The way that we’ve approached this is a layered one, where we begin by using teleoperation of the robots, which is an established technology that we’ve been working on for roughly a decade. That’s our fallback layer, and we’re building increasing layers of autonomy on top of that, so that eventually the system gets to the point of being fully autonomous. But that doesn’t happen in one go; it happens by adding layers of autonomy over time.

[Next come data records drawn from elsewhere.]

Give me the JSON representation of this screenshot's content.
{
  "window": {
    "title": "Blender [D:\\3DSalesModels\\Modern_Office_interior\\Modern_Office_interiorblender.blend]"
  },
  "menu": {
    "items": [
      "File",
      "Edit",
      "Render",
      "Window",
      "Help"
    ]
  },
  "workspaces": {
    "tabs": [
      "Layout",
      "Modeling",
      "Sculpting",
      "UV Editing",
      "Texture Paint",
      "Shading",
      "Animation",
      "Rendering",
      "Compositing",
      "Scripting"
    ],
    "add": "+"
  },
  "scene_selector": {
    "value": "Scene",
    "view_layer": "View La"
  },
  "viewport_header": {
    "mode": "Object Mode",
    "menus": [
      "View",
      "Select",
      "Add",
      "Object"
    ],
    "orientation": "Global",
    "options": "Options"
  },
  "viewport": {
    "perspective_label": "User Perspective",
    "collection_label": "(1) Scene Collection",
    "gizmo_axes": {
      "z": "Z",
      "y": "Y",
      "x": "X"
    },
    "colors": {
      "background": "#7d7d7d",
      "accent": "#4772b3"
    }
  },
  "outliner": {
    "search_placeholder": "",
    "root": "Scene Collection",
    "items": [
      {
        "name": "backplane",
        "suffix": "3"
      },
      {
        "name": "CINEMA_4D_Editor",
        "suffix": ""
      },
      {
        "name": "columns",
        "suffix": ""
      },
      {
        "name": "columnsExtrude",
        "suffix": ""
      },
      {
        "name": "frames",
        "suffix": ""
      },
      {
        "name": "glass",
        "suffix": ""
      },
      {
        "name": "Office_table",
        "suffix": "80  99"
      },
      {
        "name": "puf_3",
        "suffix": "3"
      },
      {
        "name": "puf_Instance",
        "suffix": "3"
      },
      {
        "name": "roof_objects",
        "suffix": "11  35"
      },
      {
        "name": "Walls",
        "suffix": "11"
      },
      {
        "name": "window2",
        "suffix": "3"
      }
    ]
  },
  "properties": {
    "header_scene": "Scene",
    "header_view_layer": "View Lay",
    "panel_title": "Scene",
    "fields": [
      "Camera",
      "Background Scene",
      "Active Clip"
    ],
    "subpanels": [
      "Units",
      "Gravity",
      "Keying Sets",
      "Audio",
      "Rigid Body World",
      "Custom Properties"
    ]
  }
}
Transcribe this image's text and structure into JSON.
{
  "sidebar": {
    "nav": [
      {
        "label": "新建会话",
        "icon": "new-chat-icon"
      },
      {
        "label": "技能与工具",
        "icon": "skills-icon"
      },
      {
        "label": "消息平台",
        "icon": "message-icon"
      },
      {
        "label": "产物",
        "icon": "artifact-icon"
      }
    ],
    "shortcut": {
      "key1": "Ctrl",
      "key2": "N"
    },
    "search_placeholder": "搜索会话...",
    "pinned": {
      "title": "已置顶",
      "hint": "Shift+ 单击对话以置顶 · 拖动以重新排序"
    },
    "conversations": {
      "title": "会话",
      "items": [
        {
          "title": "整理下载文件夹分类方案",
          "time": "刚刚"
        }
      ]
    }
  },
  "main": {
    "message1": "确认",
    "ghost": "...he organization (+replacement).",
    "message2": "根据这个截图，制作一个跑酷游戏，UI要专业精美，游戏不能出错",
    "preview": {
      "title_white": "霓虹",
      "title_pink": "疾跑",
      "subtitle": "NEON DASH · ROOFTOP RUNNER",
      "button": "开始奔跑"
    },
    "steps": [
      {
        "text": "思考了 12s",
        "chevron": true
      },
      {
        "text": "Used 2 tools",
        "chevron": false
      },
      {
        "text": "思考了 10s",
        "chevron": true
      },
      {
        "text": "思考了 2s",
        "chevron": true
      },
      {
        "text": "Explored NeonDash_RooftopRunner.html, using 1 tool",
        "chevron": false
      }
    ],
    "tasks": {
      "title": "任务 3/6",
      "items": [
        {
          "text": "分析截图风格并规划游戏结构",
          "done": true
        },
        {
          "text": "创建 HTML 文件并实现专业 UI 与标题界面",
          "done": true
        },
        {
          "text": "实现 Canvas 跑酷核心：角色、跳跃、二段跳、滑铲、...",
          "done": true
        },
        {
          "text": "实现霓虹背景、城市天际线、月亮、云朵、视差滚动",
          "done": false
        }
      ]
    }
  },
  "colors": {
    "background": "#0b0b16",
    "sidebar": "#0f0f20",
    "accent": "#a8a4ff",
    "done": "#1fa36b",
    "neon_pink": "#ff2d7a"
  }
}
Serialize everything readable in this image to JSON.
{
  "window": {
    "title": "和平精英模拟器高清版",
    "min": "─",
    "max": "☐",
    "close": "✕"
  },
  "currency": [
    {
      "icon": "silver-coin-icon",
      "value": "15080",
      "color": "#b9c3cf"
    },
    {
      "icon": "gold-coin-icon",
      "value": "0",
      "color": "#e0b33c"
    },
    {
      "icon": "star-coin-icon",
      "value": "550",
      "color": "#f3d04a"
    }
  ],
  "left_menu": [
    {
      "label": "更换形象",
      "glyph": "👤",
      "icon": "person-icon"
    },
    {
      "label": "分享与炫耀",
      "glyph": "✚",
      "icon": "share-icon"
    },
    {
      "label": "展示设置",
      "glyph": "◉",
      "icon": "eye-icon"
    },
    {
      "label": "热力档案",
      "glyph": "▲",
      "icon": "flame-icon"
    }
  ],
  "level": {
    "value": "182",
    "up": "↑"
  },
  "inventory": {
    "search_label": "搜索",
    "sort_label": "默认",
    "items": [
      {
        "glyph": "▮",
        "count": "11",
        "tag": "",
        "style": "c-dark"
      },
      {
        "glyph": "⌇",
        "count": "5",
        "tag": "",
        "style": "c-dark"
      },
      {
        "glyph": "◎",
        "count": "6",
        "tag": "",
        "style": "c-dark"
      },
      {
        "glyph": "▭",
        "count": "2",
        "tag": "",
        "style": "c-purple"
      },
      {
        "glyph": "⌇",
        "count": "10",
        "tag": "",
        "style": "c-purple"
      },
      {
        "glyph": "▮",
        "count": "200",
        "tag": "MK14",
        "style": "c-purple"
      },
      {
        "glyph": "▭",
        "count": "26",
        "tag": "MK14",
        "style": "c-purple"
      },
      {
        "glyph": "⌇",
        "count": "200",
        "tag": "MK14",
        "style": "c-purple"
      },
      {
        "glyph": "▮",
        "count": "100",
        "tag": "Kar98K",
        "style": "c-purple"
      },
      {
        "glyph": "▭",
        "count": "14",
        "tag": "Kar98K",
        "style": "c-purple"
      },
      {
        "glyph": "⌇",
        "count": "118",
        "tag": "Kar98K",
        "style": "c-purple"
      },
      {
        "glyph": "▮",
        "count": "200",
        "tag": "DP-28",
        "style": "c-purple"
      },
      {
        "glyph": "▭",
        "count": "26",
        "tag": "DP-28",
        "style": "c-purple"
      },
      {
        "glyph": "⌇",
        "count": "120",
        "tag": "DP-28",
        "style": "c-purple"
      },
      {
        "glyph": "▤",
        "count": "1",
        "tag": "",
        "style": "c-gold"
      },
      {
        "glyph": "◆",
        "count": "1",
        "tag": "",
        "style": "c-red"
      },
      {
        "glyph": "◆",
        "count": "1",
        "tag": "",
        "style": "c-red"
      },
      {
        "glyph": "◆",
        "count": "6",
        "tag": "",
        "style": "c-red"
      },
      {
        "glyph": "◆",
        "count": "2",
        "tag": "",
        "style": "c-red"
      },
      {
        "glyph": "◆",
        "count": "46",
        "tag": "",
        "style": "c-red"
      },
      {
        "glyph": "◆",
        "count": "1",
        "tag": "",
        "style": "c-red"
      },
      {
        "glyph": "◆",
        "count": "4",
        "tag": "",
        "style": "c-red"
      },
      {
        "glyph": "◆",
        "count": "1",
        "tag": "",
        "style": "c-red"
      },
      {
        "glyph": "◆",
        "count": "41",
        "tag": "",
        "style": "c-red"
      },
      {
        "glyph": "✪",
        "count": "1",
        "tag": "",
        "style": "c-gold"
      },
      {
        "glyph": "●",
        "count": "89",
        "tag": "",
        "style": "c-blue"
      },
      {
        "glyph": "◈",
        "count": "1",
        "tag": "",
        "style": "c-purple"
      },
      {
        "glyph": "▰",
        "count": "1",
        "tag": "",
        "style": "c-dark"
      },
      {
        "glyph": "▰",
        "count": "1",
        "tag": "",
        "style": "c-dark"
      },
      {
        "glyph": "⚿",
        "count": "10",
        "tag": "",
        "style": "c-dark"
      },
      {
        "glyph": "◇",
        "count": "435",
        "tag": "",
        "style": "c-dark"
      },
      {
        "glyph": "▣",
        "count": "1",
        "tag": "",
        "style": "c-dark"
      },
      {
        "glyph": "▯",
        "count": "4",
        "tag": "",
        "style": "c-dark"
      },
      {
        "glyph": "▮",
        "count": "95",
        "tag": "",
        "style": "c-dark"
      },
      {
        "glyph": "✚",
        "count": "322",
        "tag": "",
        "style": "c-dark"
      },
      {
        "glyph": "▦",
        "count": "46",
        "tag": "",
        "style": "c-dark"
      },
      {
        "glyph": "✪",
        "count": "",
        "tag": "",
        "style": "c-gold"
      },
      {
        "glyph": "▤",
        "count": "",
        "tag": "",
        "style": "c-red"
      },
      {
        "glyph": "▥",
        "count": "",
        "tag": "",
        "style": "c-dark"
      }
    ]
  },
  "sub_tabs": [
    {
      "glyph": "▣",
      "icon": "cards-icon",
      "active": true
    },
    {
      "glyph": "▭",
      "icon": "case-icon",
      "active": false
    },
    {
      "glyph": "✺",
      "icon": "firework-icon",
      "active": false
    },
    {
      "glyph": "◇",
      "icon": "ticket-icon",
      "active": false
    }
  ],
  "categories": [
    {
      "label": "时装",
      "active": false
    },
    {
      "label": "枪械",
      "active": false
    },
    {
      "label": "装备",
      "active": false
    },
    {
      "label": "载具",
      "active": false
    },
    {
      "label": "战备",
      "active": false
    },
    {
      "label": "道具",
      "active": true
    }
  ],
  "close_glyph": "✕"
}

The problems in building a human-level AI are very, very deep and profound. I think they’re intimately connected to the problem of embodiment. My perspective is that you don’t get to general humanlike intelligence in software—that’s not the way that intelligence works. Intelligence is part of a process that converts perception into action in an embodied agent in the real world. And that’s the way we think about it: Intelligence is actually a thing that makes a body move, and if you don’t look at intelligence that way, you’ll never get to it. So, all of the problems of building artificial general intelligence, humanlike intelligence, are manifest inside of this control problem.

Building a true intelligence of the sort that lives inside a robot is a grand challenge. It’s a civilization-level challenge, but it’s the challenge that we’ve set for ourselves. This is the reason for the existence of this organization: to solve that problem, and then apply that to delivering labor.